I know these bottles are relatively common but I had never dug one before. I dug it out of the ground at my secret farm dump yesterday. I cleaned it up and it looks like it just left the plant! Mint! I was so happy to find it in this condition since I've been probing the area for years. Lots of broken stuff, but some real keepers. My next "want" is a Warner's Safe Cure. Oh, BTW, I uncovered an iron pontil base, broken of course, just the base. I think I have finally figured out the lines they took to dump the older stuff... more to come.


----------



## Screwtop (Dec 11, 2019)

Amazing! What did you clean it with?


----------



## sandchip (Dec 11, 2019)

Great example with above average embossing.  Good going!


----------



## hemihampton (Dec 11, 2019)

Congrats, I remember when I dug my 1st one a few years ago. Common but still cool to dig one. I also always wanted to dig a Warners Safe & Finally did about 5-6 years ago. Now I want to dig a Warners TipperCanoe? LEON.


----------



## Screwtop (Dec 12, 2019)

hemihampton said:


> Congrats, I remember when I dug my 1st one a few years ago. Common but still cool to dig one. I also always wanted to dig a Warners Safe & Finally did about 5-6 years ago. Now I want to dig a Warners TipperCanoe? LEON.

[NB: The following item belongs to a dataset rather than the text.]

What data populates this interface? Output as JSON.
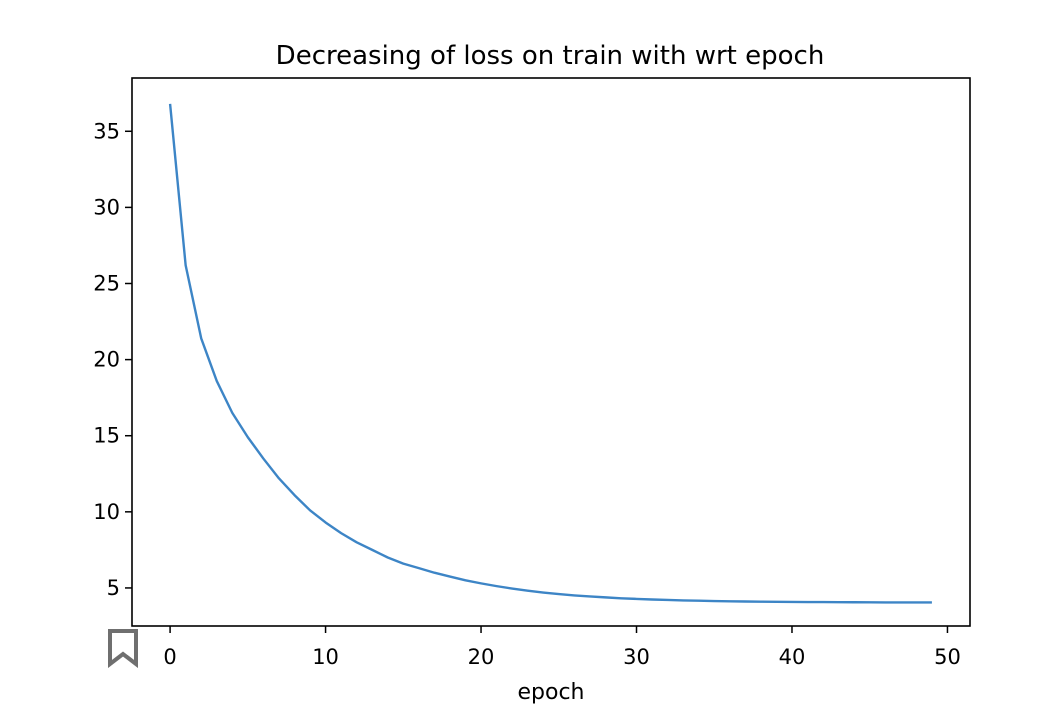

I'll take a Birmingham Coca Cola hutch.


----------



## hemihampton (Dec 12, 2019)

I'd love to dig a Coca Cola Hutch also but that is Highly unlikely living in Michigan. My Parents use to live in Alabama south east of Huntsville & always dreamed of digging one in a privy or dump there but never happened.


----------



## Screwtop (Dec 12, 2019)

hemihampton said:


> I'd love to dig a Coca Cola Hutch also but that is Highly unlikely living in Michigan. My Parents use to live in Alabama south east of Huntsville & always dreamed of digging one in a privy or dump there but never happened.View attachment 193176




I'd like to find just a Coca Cola straight side at this rate.


----------



## slugplate (Dec 13, 2019)

Screwtop said:


> Amazing! What did you clean it with?


That's the great part. Soap, water, and a bottle brush was all it needed! I was surprised it didn't have any stains, case wear  or iridescence.


----------



## slugplate (Dec 13, 2019)

hemihampton said:


> I'd love to dig a Coca Cola Hutch also but that is Highly unlikely living in Michigan. My Parents use to live in Alabama south east of Huntsville & always dreamed of digging one in a privy or dump there but never happened.View attachment 193176


I don't think I'll find one around here, New Jersey. The hutches I found (2) were local. I found absolutely nothing outside of the 5 boroughs of NYC and some local stuff. Finding a Coke hutch around these parts would be a miraculous find. I wish you good luck and hope you find one.


----------